A shadowy group founded and largely financed by insurance companies operates effectively as a front for the insurance industry to manipulate market prices and limit medical access for patients.
One particular challenge patients and their doctors face continues to be the black box of coverage decision-making. Without transparency on coverage decisions and appeals processes, patients and doctors are left with incomplete information.
Obamacare created a windfall for insurance companies, which now use an affiliated group in the guise of an autonomous organization to keep the information on their side.
The organization, the Institute for Clinical and Economic Review (ICER), provides insurance companies with a patina of supposedly “scientific” support to deny coverage for breakthrough drugs.
When a new drug comes to market, ICER simultaneously releases an “economic impact” report aggressively attacking the new drug’s efficacy and claiming that its market price is unduly high.
Perversely, the denial of coverage of new medications could increase health care costs, as patients are forced to accept short-term treatments rather than long-term cures. For example, curing hepatitis C lowers healthcare costs for all patients, including those with end-stage liver disease, according to a 2016 study.
Specialty drugs can cost-effectively increase both the quality and duration of life as compared to traditional drugs.
Denial of coverage or unreasonable barriers to access through preauthorization requirements and “fail first” protocols (when drugs must fail to help the patient before the patient receives coverage for a different option) can cause people to delay coverage which can lead to less desirable outcomes and increase costs over the long term.
Appropriate medical treatment requires a recognition that individual cases are uniquely different.
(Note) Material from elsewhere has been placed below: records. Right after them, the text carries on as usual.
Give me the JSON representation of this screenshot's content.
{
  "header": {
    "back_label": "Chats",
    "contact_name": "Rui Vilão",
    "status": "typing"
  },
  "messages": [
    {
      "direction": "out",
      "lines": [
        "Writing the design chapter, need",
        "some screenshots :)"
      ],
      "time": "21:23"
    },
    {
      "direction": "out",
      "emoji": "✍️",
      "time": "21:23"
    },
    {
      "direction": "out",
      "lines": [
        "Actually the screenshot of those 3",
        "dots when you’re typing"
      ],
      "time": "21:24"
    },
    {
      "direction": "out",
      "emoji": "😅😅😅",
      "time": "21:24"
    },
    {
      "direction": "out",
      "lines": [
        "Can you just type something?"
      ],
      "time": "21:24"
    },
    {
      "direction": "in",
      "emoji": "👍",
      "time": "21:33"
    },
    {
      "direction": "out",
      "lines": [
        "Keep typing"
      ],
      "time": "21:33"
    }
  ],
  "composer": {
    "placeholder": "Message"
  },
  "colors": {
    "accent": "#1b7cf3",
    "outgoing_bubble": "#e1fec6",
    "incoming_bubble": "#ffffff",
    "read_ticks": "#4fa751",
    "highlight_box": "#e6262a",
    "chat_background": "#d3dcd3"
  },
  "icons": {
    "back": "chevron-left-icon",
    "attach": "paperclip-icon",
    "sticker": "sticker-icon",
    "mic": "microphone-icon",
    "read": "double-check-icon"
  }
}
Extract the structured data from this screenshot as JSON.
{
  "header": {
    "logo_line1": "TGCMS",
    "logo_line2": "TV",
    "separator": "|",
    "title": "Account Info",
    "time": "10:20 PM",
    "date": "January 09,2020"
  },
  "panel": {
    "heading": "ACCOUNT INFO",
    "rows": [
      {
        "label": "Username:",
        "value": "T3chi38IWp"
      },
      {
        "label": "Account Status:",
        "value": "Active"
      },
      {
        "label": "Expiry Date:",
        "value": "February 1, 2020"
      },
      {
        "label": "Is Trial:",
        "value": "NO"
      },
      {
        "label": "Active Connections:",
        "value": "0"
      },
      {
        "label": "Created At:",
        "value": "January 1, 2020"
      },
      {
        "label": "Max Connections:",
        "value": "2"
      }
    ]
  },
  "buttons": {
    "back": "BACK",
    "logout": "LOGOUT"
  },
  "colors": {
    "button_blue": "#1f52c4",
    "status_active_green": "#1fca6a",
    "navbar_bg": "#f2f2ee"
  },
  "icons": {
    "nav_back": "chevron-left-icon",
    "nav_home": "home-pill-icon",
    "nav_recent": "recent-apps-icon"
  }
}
Genetic research shows that some patients cannot respond to a one-size-fits-all medicine regime, and medical science underscores the advantages of personalized medical choices.
ICER touts itself as an independent drug-price watchdog but their stated goal is to set prices for health care based on its own view of drug efficacy and — in their own words — “not in accordance with what the market will bear.”
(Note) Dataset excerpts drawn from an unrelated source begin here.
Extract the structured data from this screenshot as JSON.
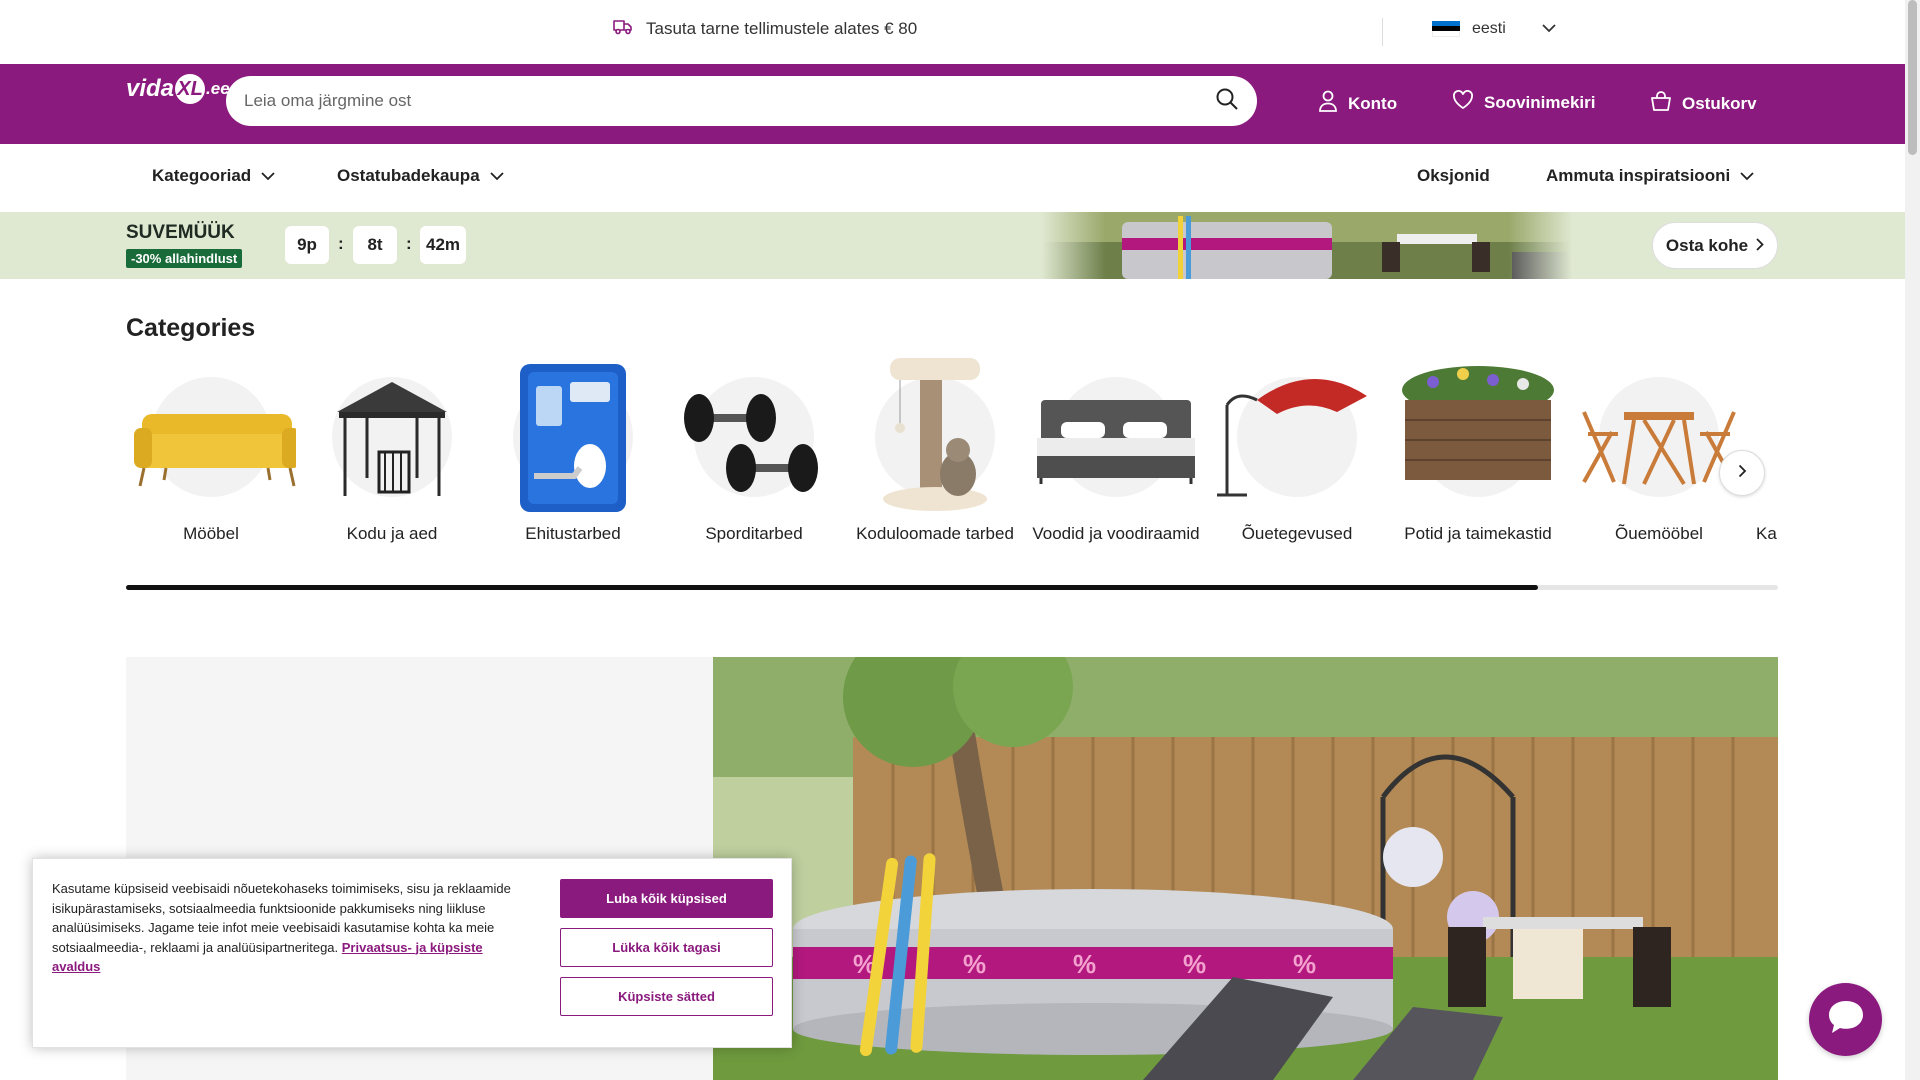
{
  "topbar": {
    "promo_icon": "delivery-truck-icon",
    "promo_text": "Tasuta tarne tellimustele alates € 80",
    "language": "eesti",
    "flag_colors": [
      "#0072ce",
      "#000000",
      "#ffffff"
    ]
  },
  "header": {
    "logo_text": "vidaXL.ee",
    "search_placeholder": "Leia oma järgmine ost",
    "account_label": "Konto",
    "wishlist_label": "Soovinimekiri",
    "cart_label": "Ostukorv",
    "brand_color": "#8a1a7e"
  },
  "nav": {
    "categories_label": "Kategooriad",
    "shop_by_room_label": "Ostatubadekaupa",
    "auctions_label": "Oksjonid",
    "inspiration_label": "Ammuta inspiratsiooni"
  },
  "sale_banner": {
    "title": "SUVEMÜÜK",
    "badge": "-30% allahindlust",
    "timer_days": "9p",
    "timer_hours": "8t",
    "timer_minutes": "42m",
    "separator": ":",
    "cta_label": "Osta kohe",
    "background_color": "#dfe8d0"
  },
  "categories": {
    "title": "Categories",
    "items": [
      {
        "label": "Mööbel",
        "icon": "sofa-icon"
      },
      {
        "label": "Kodu ja aed",
        "icon": "gazebo-icon"
      },
      {
        "label": "Ehitustarbed",
        "icon": "toolcase-icon"
      },
      {
        "label": "Sporditarbed",
        "icon": "dumbbell-icon"
      },
      {
        "label": "Koduloomade tarbed",
        "icon": "cat-tree-icon"
      },
      {
        "label": "Voodid ja voodiraamid",
        "icon": "bed-icon"
      },
      {
        "label": "Õuetegevused",
        "icon": "parasol-icon"
      },
      {
        "label": "Potid ja taimekastid",
        "icon": "planter-icon"
      },
      {
        "label": "Õuemööbel",
        "icon": "bistro-set-icon"
      },
      {
        "label": "Ka",
        "icon": "partial-item-icon"
      }
    ],
    "scroll_progress": 0.855
  },
  "cookie": {
    "text": "Kasutame küpsiseid veebisaidi nõuetekohaseks toimimiseks, sisu ja reklaamide isikupärastamiseks, sotsiaalmeedia funktsioonide pakkumiseks ning liikluse analüüsimiseks. Jagame teie infot meie veebisaidi kasutamise kohta ka meie sotsiaalmeedia-, reklaami ja analüüsipartneritega.",
    "link_text": "Privaatsus- ja küpsiste avaldus",
    "accept_label": "Luba kõik küpsised",
    "reject_label": "Lükka kõik tagasi",
    "settings_label": "Küpsiste sätted"
  },
  "chat": {
    "icon": "chat-bubble-icon"
  }
}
Most of ICER’s reports have found that the list price of new drugs is too high, oblivious to the reality that pharmaceutical companies can discover new drugs and bring them to market only if they can successfully recoup the enormous costs of drug development.
ICER’s express purpose, in so many words, is pharmaceutical market manipulation.
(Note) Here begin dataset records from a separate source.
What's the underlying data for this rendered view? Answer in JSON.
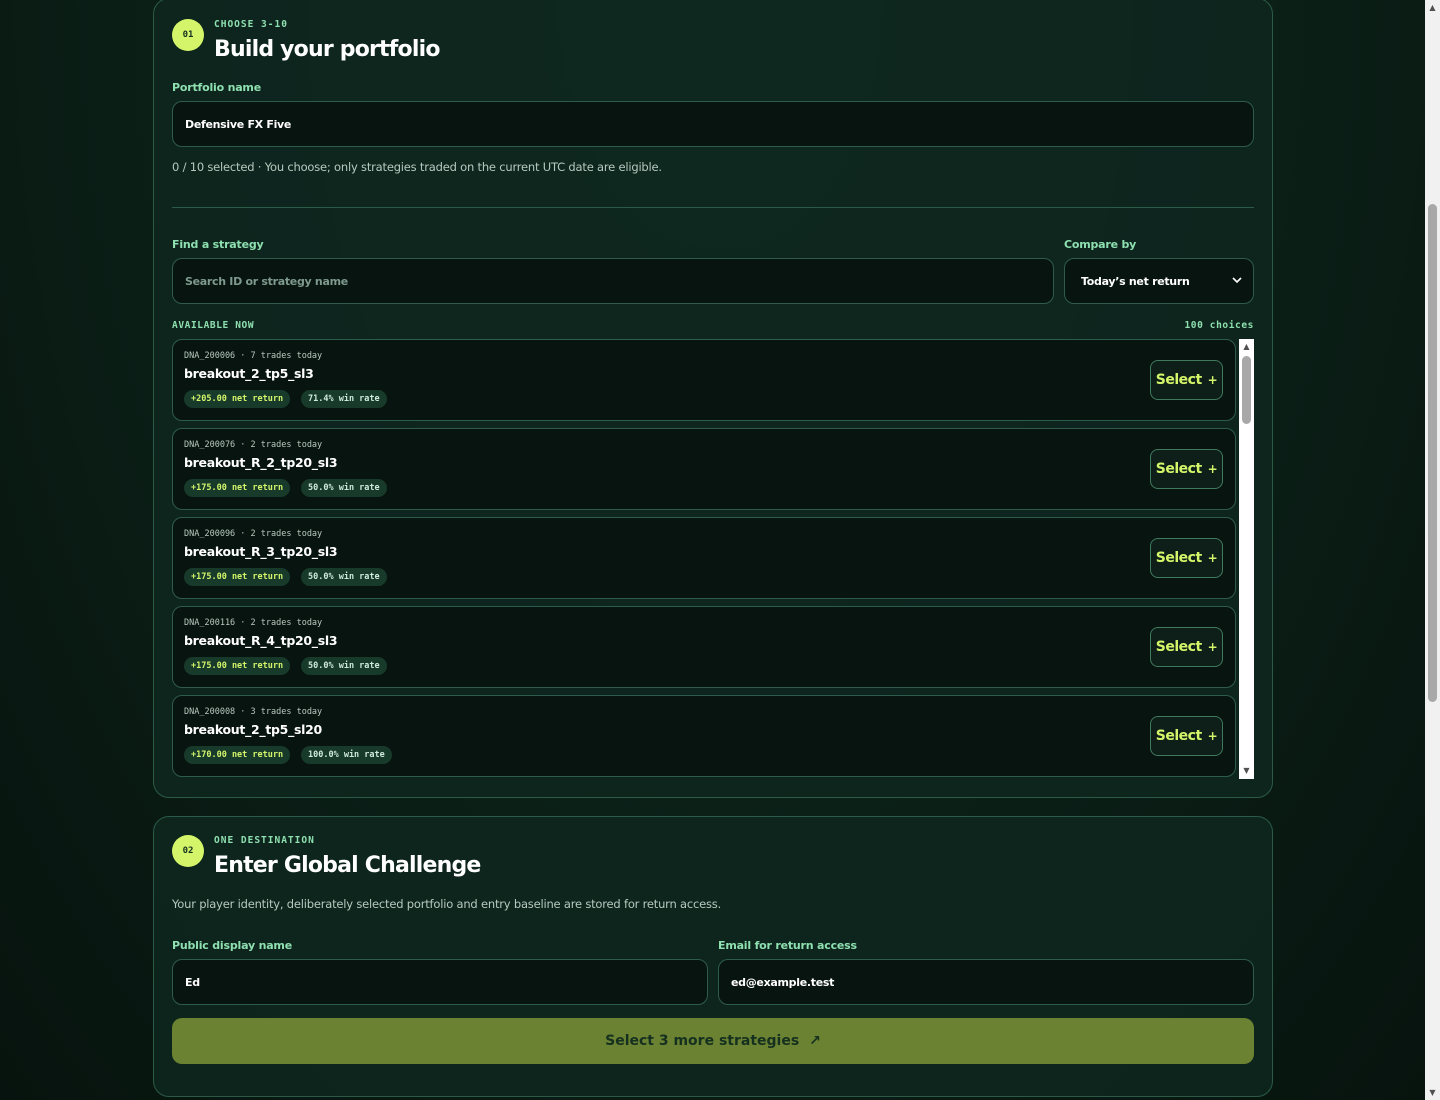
{
  "portfolio_card": {
    "step": "01",
    "eyebrow": "CHOOSE 3-10",
    "title": "Build your portfolio",
    "name_label": "Portfolio name",
    "name_value": "Defensive FX Five",
    "help": "0 / 10 selected · You choose; only strategies traded on the current UTC date are eligible.",
    "search_label": "Find a strategy",
    "search_placeholder": "Search ID or strategy name",
    "compare_label": "Compare by",
    "compare_value": "Today’s net return",
    "available_label": "AVAILABLE NOW",
    "choices_count": "100 choices",
    "select_label": "Select",
    "select_plus": "+",
    "strategies": [
      {
        "meta": "DNA_200006 · 7 trades today",
        "name": "breakout_2_tp5_sl3",
        "net": "+205.00 net return",
        "win": "71.4% win rate"
      },
      {
        "meta": "DNA_200076 · 2 trades today",
        "name": "breakout_R_2_tp20_sl3",
        "net": "+175.00 net return",
        "win": "50.0% win rate"
      },
      {
        "meta": "DNA_200096 · 2 trades today",
        "name": "breakout_R_3_tp20_sl3",
        "net": "+175.00 net return",
        "win": "50.0% win rate"
      },
      {
        "meta": "DNA_200116 · 2 trades today",
        "name": "breakout_R_4_tp20_sl3",
        "net": "+175.00 net return",
        "win": "50.0% win rate"
      },
      {
        "meta": "DNA_200008 · 3 trades today",
        "name": "breakout_2_tp5_sl20",
        "net": "+170.00 net return",
        "win": "100.0% win rate"
      }
    ]
  },
  "challenge_card": {
    "step": "02",
    "eyebrow": "ONE DESTINATION",
    "title": "Enter Global Challenge",
    "help": "Your player identity, deliberately selected portfolio and entry baseline are stored for return access.",
    "display_name_label": "Public display name",
    "display_name_value": "Ed",
    "email_label": "Email for return access",
    "email_value": "ed@example.test",
    "cta_label": "Select 3 more strategies",
    "cta_icon": "↗"
  },
  "colors": {
    "accent": "#d4f56a",
    "label": "#8fe0b0",
    "cta_bg": "#6a8232"
  }
}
ICER receives much of its funding from major insurance companies and thereby has financial incentive to promote exclusion of new drugs from plan coverage.
ICER’s charter reserves three board seats for insurance company representatives while innovative drug researchers are shut out from board participation. The group’s president also previously worked for the insurance industry’s lobbying organization, America’s Health Insurance Plans.
Before that, he worked for the United Kingdom’s health care rationing board, the National Institute for Health and Care Excellence. The rationing board, known by the Orwellian acronym NICE, is a health care oligarchy that decides which drugs the UK government will cover.
Consumers should resist efforts to deny breakthrough medicines by their insurance companies. They can hold insurance companies accountable by demanding more transparency in decision-making and the appeals process.
As lawmakers prepare to overhaul the healthcare system as they look to ‘repeal and replace’ Obamacare in the Congress, they should focus on advocating patient choice and cracking down on the price-setting power of medical bureaucrats. Rather, they should allow market forces to work.
Consumers should object to ICER’s self-dealing market manipulation and combat the effort by insurance companies to distort market-based healthcare solutions.